Lana suspirou de alívio - as Flores de sua vila estavam bem.

"Pois bem. Por um tempo ficou meio nebuloso o que vocês realmente tinham feito - afinal, eu só pude testemunhar até certa parte - mas muitos magos analisaram as cenas dos crimes a fundo. Viram que nenhum de vocês haviam matado Alice ou Pan. Viram que vocês estavam sendo manipulados por Alice, para que a antiga família real fosse morta. Viram inclusive que foram vocês que... Executaram a Dinastia Vermelha. Reconheceram o ato de vocês como um favor."

Giullian cruzou os braços. Reparou em uma leve marca na testa de Alan - como se tivesse usado uma tiara nas últimas horas.

"Mas claro que não divulgaram toda a história que descobriram no julgamento de vocês. Ainda era o início do Parlamento, não queriam que a população soubesse que a líder da revolução era uma louca obsessiva manipuladora que escravizava a mente de Pan. Eles divulgaram tudo de uma forma... Diferente."

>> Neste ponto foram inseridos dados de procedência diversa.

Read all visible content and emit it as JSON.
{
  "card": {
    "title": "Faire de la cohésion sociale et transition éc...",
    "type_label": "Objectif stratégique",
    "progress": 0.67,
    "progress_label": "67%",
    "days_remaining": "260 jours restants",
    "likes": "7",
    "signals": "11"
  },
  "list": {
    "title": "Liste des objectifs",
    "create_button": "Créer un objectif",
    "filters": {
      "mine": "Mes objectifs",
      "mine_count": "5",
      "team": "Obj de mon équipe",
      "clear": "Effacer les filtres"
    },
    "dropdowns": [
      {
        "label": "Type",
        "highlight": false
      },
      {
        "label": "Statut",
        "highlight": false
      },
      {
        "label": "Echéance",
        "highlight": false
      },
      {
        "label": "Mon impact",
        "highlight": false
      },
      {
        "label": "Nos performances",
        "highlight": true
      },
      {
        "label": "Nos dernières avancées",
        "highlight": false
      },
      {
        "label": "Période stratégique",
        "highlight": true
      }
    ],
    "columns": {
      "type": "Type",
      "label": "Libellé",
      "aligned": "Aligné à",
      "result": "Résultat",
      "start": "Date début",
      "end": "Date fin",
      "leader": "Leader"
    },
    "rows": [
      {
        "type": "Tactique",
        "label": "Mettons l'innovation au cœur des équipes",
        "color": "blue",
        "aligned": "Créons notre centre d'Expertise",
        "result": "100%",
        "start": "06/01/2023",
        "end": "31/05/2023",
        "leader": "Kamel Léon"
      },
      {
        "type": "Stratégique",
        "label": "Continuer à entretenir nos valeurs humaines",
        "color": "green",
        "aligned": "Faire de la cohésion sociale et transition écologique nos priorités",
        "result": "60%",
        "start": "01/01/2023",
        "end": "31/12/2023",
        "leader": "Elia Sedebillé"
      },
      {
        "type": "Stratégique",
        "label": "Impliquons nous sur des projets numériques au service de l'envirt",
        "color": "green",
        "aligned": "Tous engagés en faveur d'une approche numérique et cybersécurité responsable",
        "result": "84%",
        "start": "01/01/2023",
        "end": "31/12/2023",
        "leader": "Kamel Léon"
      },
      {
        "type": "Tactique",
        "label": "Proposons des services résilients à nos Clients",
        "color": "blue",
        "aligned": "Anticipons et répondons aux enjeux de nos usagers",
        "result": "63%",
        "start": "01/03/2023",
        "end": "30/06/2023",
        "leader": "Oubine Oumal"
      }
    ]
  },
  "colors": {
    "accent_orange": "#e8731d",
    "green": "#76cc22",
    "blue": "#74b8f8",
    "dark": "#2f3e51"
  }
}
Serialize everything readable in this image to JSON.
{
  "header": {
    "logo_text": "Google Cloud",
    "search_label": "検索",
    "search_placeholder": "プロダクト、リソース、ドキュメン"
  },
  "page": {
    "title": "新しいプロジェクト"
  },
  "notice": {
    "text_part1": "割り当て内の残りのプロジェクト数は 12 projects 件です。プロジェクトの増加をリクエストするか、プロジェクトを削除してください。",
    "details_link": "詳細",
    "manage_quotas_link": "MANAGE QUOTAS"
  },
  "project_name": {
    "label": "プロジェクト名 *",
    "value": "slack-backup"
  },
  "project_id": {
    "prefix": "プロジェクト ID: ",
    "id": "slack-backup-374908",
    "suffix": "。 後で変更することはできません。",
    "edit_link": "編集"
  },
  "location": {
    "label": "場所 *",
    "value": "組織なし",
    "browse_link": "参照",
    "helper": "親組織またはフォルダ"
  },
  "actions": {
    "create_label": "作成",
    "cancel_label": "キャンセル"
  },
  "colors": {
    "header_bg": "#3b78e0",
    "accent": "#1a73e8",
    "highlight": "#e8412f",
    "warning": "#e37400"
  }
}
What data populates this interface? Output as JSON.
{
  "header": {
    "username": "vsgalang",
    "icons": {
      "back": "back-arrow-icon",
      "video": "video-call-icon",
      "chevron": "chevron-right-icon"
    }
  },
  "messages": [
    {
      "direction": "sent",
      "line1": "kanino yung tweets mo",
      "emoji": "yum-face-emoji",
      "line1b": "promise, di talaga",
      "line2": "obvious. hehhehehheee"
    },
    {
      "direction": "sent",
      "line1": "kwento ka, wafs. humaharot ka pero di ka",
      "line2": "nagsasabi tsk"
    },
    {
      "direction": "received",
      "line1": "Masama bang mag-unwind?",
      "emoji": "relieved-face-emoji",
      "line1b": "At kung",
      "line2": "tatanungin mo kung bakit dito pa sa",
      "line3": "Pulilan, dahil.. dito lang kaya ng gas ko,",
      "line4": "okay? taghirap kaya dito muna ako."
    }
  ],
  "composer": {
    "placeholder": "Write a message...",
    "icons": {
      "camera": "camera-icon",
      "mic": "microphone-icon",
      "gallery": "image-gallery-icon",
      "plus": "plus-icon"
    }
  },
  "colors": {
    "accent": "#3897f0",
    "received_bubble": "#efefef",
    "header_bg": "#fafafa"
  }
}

Ghunter e Lana suspiraram.

"Eles pintaram nossa imagem como heróis. Guerreiros que foram contra a Dinastia Vermelha para salvar a todos e trazer justiça. Contaram que nós éramos aliados de Alice e Pan."

Giullian perguntou: "E como justificaram a morte deles?"

Alan deu de ombros. "Exaltaram como um sacrifício. Assim como fizeram com Carl."

Lana e Luce reviraram os olhos. Giullian ainda estava curioso. "Mas você e Carl eram da Dinastia Branca. A Revolução não queria acabar com todas as dinastias?"

"Alice queria." Respondeu Alan. "Mas os Revolucionários... Os Verdes decidiram que seria melhor vangloriar a Dinastia Branca. Não nos colocar de volta ao poder, mas nos deixar populares o suficiente para passar uma mensagem de misericórdia dos Verdes para aqueles que se arrependem e ajudam. Entendem?"

"E como." Murmurou Luce, receosa. Ela, como Giullian, também havia reparado na marca de tiara na testa de Alan.

Se perguntava se no País das Maravilhas havia se instaurado uma Monarquia Parlamentar, que nem a que havia na Inglaterra - país que vivera nos últimos dois anos.

Não queria saber. Então preferiu não perguntar.

"Vamos." Convidou Alan, apontando para a porta. "Estão nos esperando."

Lana entendeu para quê haviam os colocado em uma sala com feitiço. Para que não fugissem antes de explicações.